Quartiers populaires & écologie : une rencontre qui donne envie d’agir
Ce week-end à Montpellier, une rencontre nationale a réuni Les Écologistes et des acteurs et actrices des quartiers populaires. Deux jours de plénières et d’ateliers, co-pilotés par Aïssa Ghalmi (secrétaire national adjoint d’EELV au projet) et Tarek Kawtari (cofondateur du MIB), ont rassemblé près de 200 participant·es en continu. Au-delà du chiffre, l’essentiel est là : faire de la politique à égalité, depuis le local, articuler social et écologie avec celles et ceux qui vivent et agissent dans les quartiers.
Ce qu’on retient
- Une vraie coproduction : le programme a été construit à deux voix, écologistes et mouvements des quartiers, et ça change tout. Les ateliers ont travaillé du concret : municipales, outils d’organisation, rapports de force, alliances utiles (du local à l’Europe, en passant par les QP).
- Des paroles fortes :
- Aminata Niakaté (porte-parole EELV, conseillère de Paris) a pris au sérieux la défiance envers les partis et a mis l’accent sur l’écoute et la preuve par l’action.
- Mohamed Mechmache a rappelé l’évidence stratégique : sans rapport de force, rien n’avance.
- Cyrielle Chatelain (présidente du groupe Les Écologistes) a défendu une méthode : partir du local pour aller au global, d’égal à égal.
- Salah Amokrane (Tactikollectif) a souligné l’urgence de remettre les quartiers au cœur du débat politique.
- Des parcours variés, une même volonté : des élu·es (p. ex. Ali Rabeh, maire de Trappes), des responsables locaux écologistes (Coralie Mantion, Said Bouya, Ali Rahni), des militant·es indépendants… différents chemins d’entrée, une même ambition : peser sur le réel.
Ce que ça change pour Montpellier et la métropole
Les municipales de 2026 se préparent maintenant.

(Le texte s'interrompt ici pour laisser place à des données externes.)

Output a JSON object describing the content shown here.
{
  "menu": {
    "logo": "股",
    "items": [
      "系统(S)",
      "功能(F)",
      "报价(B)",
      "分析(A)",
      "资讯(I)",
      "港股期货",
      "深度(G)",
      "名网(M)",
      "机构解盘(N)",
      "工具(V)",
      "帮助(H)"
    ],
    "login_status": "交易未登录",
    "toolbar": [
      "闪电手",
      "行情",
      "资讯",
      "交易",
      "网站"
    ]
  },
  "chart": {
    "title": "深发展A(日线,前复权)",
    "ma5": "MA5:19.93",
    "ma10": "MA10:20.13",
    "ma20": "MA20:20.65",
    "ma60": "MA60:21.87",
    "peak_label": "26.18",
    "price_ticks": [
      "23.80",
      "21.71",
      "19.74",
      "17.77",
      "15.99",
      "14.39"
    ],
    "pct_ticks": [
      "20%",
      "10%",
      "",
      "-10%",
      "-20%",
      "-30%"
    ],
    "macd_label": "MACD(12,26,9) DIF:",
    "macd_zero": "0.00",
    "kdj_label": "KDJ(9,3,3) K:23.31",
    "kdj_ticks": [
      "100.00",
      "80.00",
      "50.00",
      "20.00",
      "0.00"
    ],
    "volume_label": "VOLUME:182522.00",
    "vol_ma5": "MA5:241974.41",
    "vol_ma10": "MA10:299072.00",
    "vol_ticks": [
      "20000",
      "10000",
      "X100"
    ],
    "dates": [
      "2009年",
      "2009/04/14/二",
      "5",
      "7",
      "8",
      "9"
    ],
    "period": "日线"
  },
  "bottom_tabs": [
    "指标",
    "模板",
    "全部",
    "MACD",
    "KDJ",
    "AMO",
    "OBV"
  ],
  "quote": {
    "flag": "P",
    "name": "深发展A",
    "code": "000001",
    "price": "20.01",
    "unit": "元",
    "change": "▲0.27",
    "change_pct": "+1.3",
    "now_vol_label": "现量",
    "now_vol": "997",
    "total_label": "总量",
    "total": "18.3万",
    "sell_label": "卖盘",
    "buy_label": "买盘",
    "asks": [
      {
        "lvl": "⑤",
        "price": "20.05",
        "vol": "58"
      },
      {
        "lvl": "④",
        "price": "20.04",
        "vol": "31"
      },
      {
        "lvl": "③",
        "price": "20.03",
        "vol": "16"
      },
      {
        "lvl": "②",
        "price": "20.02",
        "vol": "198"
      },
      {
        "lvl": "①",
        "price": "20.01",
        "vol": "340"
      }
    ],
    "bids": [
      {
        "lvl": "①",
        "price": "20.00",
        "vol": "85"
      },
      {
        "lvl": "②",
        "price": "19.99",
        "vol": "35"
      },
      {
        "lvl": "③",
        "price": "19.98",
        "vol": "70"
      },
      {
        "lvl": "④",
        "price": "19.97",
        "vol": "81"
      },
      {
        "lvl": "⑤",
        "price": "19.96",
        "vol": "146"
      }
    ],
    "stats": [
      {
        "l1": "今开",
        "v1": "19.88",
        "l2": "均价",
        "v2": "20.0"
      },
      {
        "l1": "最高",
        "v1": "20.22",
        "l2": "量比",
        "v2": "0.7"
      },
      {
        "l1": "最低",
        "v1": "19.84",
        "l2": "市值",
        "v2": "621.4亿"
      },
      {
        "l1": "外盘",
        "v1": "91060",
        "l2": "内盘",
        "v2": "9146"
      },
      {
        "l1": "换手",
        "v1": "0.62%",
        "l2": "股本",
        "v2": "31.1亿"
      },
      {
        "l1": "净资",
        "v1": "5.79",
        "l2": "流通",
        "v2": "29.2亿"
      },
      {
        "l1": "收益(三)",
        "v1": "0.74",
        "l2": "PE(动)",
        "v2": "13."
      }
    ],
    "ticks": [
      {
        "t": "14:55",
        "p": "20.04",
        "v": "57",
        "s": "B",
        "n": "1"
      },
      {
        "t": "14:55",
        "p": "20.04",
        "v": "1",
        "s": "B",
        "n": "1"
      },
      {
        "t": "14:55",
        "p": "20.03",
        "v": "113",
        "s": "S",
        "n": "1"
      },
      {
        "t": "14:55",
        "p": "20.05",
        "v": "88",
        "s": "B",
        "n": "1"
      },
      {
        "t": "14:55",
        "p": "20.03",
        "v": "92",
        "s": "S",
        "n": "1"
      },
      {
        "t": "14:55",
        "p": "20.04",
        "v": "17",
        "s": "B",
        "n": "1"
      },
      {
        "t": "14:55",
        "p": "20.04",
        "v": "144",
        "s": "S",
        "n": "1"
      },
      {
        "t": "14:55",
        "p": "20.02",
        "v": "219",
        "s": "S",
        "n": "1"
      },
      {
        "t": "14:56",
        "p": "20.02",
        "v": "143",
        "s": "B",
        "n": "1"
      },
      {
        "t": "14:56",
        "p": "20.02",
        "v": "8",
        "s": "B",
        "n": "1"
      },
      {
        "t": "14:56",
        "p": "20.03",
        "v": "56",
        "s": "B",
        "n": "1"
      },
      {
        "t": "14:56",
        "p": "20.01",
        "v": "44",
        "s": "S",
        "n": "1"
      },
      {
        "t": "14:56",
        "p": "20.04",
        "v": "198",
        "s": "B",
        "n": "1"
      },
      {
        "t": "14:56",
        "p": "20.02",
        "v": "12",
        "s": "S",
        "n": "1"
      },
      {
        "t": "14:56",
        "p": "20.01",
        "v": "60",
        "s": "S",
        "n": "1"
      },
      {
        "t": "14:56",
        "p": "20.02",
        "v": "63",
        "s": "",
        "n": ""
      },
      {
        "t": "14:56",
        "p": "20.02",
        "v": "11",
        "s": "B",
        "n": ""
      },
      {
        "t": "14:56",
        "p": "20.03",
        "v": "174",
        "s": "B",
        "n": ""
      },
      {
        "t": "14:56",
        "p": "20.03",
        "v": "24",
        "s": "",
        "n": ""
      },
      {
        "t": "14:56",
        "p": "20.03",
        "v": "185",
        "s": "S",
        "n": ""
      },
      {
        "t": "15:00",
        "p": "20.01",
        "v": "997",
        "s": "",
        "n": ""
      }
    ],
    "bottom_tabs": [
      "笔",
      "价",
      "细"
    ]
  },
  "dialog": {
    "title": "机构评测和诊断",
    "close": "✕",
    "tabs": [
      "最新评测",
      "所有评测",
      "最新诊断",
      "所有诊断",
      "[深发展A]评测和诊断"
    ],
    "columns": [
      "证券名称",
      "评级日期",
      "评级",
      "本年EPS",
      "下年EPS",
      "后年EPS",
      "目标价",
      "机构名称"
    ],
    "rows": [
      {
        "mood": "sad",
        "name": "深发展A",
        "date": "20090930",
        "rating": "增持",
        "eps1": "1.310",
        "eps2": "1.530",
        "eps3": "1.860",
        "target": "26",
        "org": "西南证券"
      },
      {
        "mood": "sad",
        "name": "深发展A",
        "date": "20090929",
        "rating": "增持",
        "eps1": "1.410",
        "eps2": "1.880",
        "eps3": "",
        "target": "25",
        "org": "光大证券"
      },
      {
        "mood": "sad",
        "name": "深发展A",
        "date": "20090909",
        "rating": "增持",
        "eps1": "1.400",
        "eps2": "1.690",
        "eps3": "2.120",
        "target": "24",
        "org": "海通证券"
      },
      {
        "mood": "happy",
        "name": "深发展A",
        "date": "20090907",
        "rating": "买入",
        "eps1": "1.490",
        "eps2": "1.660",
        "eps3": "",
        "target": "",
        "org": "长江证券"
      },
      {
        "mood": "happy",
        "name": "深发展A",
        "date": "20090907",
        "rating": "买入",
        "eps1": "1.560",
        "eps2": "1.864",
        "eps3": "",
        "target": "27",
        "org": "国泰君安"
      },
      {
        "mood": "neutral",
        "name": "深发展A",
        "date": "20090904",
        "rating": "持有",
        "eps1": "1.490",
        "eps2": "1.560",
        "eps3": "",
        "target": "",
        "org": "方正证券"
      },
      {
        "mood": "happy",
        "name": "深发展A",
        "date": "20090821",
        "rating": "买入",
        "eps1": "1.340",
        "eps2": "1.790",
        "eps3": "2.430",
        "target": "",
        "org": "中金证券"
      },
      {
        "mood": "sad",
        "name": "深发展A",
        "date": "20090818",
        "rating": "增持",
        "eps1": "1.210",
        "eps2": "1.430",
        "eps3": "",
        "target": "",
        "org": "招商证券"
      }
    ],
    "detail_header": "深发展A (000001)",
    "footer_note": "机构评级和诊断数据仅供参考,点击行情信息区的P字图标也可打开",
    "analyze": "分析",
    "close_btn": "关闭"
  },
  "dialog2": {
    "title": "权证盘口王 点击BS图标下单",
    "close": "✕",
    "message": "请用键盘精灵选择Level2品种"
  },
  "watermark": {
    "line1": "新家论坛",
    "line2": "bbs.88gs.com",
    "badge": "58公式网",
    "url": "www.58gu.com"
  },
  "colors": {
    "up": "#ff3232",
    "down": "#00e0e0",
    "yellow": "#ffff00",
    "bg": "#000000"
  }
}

Les résultats récents confirment qu’il existe à Montpellier un espace clair pour une écologie sociale exigeante : pouvoir d’achat, logement, services publics de proximité, mobilités accessibles, droit à la ville, démocratie, dignité, lutte contre les discriminations.
Cette rencontre le montre : l’écologie gagne quand elle s’ancre dans les réalités des quartiers et co-construit avec associations, collectifs, clubs sportifs, familles, jeunes, commerçant·es, éducateurs et travailleuses sociales.
Nos lignes d’action à la Gauche Écosocialiste Montpellier
- Partir des besoins réels, pas des étiquettes : loyers et impayés, charges, transports, accès aux soins, alimentaire, équipements jeunesse, emploi et formation, quartier par quartier.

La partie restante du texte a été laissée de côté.